Da quel sagrato il Papa con tanto garbo ha forse ammonito l’umanità intera dicendo: “Da settimane sembra che sia scesa la sera. Fitte tenebre si sono addensate sulle nostre piazze, strade e città; si sono impadronite delle nostre vite riempiendo tutto di un silenzio assordante e di un vuoto desolante, che paralizza ogni cosa al suo passaggio: si sente nell’aria, si avverte nei gesti, lo dicono gli sguardi. Ci siamo trovati impauriti e smarriti. La tempesta smaschera la nostra vulnerabilità e lascia scoperte quelle false e superflue sicurezze con cui abbiamo costruito le nostre agende, i nostri progetti, le nostre abitudini e priorità. Abbiamo proseguito imperterriti, pensando di rimanere sempre sani in un mondo malato. Ora, mentre stiamo in mare agitato, ti imploriamo: “Svegliati Signore!”.
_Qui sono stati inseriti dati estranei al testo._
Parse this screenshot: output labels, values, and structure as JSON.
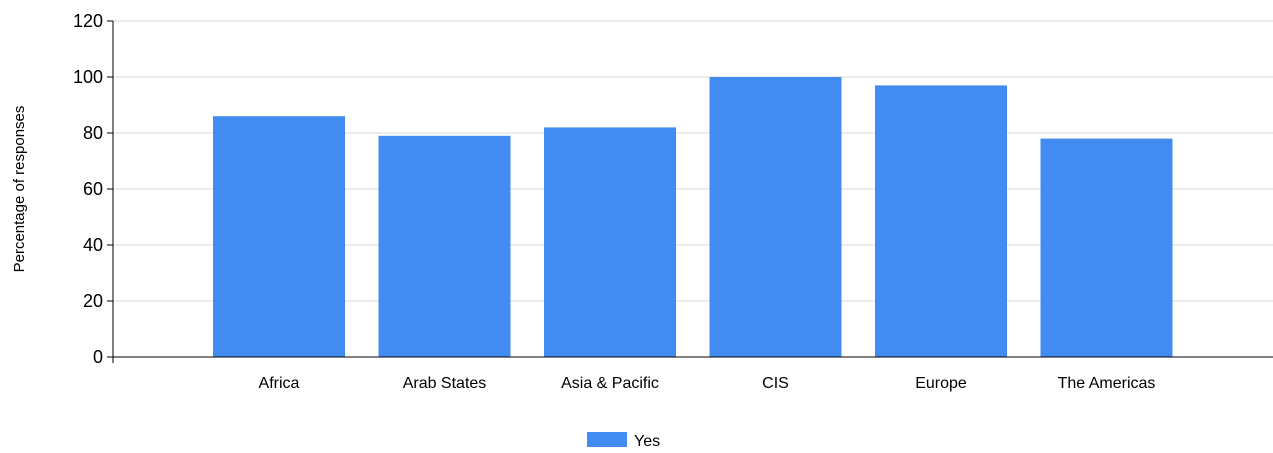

Il Papa ha praticamente fatto la fotografia del mondo moderno, un mondo senza Dio, un mondo votato all’egoismo, all’interesse personale, alla sopraffazione: un mondo immerso nel male.
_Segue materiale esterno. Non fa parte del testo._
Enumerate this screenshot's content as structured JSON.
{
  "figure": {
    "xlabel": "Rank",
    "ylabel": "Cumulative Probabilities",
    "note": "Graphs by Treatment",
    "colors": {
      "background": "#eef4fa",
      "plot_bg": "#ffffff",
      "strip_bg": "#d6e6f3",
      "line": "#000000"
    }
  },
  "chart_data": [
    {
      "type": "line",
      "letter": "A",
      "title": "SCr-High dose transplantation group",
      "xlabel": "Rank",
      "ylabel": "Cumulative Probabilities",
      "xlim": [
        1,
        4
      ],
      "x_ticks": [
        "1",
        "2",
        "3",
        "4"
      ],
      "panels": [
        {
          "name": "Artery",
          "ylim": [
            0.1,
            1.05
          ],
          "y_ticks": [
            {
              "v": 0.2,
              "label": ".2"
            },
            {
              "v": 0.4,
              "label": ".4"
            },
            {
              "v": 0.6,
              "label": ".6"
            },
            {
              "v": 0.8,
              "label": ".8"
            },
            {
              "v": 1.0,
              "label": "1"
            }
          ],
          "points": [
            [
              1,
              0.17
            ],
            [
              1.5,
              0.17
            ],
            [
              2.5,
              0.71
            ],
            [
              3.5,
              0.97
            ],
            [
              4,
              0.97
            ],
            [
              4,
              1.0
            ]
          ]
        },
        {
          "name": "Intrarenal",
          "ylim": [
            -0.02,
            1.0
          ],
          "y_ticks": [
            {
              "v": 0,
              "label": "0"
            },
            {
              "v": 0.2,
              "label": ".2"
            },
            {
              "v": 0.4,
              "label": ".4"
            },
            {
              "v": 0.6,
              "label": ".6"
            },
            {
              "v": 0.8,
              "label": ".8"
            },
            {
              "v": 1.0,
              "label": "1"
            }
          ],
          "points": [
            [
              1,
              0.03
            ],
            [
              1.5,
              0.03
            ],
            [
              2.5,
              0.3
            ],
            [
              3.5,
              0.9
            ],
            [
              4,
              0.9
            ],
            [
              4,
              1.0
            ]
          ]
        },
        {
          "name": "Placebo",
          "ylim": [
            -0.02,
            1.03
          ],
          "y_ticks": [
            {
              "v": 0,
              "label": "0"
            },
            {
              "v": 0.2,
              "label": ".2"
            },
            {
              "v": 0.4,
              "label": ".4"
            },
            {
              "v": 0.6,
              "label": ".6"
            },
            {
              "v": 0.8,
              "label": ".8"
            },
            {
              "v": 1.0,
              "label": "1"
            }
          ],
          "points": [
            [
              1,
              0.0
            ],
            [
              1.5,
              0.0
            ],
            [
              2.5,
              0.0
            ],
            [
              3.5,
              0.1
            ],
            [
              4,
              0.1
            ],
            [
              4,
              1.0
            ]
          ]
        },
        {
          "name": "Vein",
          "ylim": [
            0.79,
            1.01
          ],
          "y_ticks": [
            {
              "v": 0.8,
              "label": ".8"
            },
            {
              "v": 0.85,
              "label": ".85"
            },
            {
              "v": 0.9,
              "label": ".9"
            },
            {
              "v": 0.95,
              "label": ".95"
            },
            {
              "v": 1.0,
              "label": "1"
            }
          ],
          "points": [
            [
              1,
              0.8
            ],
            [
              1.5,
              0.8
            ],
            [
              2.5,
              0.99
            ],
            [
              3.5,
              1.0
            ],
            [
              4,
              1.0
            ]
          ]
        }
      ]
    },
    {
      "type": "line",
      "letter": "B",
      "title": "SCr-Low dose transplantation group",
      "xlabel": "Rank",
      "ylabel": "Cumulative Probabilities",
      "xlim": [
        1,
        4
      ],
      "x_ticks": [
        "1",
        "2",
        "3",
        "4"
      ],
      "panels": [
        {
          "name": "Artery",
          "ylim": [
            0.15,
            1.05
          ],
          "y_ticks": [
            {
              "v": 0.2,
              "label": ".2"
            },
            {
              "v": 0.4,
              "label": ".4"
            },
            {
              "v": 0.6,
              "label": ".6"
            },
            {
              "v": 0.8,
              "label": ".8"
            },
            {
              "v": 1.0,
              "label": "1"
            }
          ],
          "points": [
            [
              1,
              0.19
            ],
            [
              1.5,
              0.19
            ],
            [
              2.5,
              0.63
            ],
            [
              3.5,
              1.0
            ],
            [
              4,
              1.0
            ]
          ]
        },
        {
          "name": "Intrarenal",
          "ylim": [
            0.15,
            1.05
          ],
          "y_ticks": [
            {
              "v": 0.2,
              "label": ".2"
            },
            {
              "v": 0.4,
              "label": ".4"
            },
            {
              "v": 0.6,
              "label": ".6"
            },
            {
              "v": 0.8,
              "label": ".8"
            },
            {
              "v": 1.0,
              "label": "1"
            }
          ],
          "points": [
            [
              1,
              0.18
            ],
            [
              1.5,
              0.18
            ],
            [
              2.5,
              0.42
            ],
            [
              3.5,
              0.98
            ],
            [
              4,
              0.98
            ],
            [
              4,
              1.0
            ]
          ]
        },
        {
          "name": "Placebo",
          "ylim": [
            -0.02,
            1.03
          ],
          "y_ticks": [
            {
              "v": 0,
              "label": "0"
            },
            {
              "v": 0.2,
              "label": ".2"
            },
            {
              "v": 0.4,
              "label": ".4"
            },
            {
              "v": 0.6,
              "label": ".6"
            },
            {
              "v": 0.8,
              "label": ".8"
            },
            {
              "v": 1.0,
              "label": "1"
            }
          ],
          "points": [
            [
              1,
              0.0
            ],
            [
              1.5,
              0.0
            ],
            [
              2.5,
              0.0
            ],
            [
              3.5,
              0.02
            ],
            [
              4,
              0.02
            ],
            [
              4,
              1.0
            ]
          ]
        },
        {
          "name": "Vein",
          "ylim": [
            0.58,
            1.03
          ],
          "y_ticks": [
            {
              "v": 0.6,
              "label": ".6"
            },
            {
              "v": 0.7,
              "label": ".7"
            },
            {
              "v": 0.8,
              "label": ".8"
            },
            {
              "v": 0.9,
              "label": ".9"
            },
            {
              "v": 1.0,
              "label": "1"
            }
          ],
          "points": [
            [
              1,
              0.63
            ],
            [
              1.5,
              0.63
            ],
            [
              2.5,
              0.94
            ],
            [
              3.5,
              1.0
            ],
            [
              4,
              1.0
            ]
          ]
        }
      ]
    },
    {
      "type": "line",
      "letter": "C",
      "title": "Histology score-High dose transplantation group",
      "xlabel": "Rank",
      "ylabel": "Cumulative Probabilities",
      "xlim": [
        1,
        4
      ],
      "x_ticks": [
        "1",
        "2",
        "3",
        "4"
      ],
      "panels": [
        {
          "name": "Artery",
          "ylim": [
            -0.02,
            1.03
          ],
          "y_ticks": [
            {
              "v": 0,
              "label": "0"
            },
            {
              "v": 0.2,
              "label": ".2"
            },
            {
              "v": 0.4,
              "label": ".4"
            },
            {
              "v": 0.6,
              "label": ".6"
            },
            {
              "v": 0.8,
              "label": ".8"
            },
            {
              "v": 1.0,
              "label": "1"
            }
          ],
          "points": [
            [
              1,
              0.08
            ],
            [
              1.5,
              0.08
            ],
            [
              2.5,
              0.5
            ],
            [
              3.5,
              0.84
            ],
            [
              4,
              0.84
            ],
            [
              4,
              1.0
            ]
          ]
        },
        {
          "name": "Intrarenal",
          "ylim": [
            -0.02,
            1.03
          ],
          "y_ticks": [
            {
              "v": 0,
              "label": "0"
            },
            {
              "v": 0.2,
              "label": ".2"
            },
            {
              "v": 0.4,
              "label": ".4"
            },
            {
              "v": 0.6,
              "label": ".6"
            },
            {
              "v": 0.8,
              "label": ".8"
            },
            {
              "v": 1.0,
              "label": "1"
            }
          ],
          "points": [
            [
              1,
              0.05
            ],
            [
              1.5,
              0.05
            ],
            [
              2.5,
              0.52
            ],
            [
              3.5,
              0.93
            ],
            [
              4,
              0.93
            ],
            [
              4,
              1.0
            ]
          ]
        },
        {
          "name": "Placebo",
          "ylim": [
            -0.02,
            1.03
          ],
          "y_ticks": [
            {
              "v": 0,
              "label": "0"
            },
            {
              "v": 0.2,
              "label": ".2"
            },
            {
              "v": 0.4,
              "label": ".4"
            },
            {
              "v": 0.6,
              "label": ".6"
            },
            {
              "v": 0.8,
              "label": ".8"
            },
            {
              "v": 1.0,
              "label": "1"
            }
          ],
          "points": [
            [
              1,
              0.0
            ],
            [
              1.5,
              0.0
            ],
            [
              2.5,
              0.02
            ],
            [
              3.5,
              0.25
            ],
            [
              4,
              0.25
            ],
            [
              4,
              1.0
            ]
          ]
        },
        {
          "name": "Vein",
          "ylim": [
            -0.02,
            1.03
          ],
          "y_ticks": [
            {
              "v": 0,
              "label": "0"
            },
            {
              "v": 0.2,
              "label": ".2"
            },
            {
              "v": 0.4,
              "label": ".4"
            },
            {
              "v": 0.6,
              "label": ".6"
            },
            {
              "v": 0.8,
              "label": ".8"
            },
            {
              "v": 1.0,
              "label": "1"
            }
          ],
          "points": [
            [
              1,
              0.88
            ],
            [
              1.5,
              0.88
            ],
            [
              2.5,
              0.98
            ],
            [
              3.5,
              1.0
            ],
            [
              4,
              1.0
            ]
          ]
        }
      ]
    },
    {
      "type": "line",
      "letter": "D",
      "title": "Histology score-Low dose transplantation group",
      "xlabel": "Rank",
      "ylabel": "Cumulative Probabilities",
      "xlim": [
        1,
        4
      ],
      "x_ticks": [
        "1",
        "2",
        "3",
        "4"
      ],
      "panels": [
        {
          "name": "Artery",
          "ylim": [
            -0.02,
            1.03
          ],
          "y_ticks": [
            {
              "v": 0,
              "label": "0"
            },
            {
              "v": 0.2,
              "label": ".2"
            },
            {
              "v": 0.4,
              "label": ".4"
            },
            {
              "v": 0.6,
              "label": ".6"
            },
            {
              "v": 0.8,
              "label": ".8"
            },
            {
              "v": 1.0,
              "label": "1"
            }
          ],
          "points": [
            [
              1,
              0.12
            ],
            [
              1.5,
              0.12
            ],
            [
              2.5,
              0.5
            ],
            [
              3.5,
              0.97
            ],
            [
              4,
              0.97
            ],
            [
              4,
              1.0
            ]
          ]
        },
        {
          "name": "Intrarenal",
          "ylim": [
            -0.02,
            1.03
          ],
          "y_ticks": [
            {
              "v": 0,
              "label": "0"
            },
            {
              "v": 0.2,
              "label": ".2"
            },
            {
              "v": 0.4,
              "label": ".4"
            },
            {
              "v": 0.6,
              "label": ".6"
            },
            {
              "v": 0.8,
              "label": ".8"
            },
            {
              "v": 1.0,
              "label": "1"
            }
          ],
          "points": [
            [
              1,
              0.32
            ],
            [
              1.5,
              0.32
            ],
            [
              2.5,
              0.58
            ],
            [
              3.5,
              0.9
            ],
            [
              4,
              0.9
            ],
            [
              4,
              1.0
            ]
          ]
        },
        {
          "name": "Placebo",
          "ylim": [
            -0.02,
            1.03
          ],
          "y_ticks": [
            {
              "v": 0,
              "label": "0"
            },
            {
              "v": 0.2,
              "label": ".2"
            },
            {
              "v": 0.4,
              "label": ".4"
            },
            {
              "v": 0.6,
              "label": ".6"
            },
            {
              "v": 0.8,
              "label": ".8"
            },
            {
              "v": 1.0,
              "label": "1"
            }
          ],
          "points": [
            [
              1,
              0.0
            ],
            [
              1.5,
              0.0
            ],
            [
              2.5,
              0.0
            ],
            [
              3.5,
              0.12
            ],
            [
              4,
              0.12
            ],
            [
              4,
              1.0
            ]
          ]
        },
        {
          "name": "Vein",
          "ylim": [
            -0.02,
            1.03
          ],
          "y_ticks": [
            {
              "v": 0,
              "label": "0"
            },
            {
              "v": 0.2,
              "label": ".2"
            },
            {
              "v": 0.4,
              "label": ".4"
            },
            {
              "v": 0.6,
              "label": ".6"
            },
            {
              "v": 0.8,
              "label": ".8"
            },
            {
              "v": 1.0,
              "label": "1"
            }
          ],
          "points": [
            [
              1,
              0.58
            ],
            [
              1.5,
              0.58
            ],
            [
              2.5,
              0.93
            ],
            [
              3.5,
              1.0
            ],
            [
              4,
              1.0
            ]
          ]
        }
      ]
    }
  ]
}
Ma quel Dio che ha promesso di restare sempre in mezzo a noi, fino alla fine dei tempi, anche questa sera ha mantenuto la Sua promessa. Un sacerdote, scortato da un chierico con il baldacchino, sta portando il Santissimo nell’Ostensorio, attraversano una immensa basilica vuota. L’Ostia Santa viene posta sull’Altare sopra il Sagrato. Dio è con noi.
Il Papa è seduto di fronte a Gesù Eucaristico. Prega. Sullo sfondo, sotto la pioggia, fanno da cornice alcune macchine della polizia che si sono schierate fuori dal colonnato richiamate dallo storico evento. Ad un certo punto suonano le Campane della Basilica, le auto dei poliziotti accendono le sirene. Qualcosa di molto importante, di unico nella storia del mondo sta per accadere. Il Papa con grande fatica prende l’Ostensorio tra le mani, muove qualche passo per affacciarsi al mondo e con un gesto lento e con tanta fatica, segna l’Umanità con il segno della Croce, impartendo una speciale benedizione “Urbi et Orbi” che solo in questa occasione cancellerà peccati e pene. È un evento unico. La purificazione dell’Umanità in un solo gesto.
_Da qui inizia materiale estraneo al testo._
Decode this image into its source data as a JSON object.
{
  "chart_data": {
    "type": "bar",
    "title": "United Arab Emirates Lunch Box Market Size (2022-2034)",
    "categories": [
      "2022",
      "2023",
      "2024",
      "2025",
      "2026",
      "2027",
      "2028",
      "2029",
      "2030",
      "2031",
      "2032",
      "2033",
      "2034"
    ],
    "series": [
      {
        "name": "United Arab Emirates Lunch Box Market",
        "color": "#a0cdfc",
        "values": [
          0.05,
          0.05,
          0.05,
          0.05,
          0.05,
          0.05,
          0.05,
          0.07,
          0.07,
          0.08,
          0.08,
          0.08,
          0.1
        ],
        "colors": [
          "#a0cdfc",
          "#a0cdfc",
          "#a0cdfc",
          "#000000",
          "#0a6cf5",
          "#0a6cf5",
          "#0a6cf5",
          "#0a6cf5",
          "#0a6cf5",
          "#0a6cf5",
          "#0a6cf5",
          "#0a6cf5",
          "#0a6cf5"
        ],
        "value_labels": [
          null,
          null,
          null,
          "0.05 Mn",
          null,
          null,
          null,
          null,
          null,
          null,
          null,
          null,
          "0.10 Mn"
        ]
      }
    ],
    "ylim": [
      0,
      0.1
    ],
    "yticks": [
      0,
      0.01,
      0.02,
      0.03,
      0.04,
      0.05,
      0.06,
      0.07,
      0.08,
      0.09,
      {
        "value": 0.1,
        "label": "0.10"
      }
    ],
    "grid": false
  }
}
Non si è mai visto nulla di simile, quello che è accaduto stasera non è mai successo nella storia della Chiesa. Dio, che ci lascia liberi di compiere il male, abbia pietà di noi e ascolti le preghiere del Suo Rappresentante in Terra, liberandoci da questo flagello.
Il popolo di Dio, che ha accompagnato il Papa con la preghiera e con il Rosario tra le mani, abbia fede nella Misericordia dell’Altissimo.
La Madre di Dio tocchi i cuori di tutti quelli che, anche di fronte ad eventi come questi, rimangono impassibili e pronti a ricominciare la vita dal punto in cui l’avevano lasciata. Ma facciamo attenzione. Dio che ha i lembi dell’Universo tra le mani non permetterà che il mondo ricominci la sua corsa verso il baratro mettendo il Creatore da parte un’altra volta.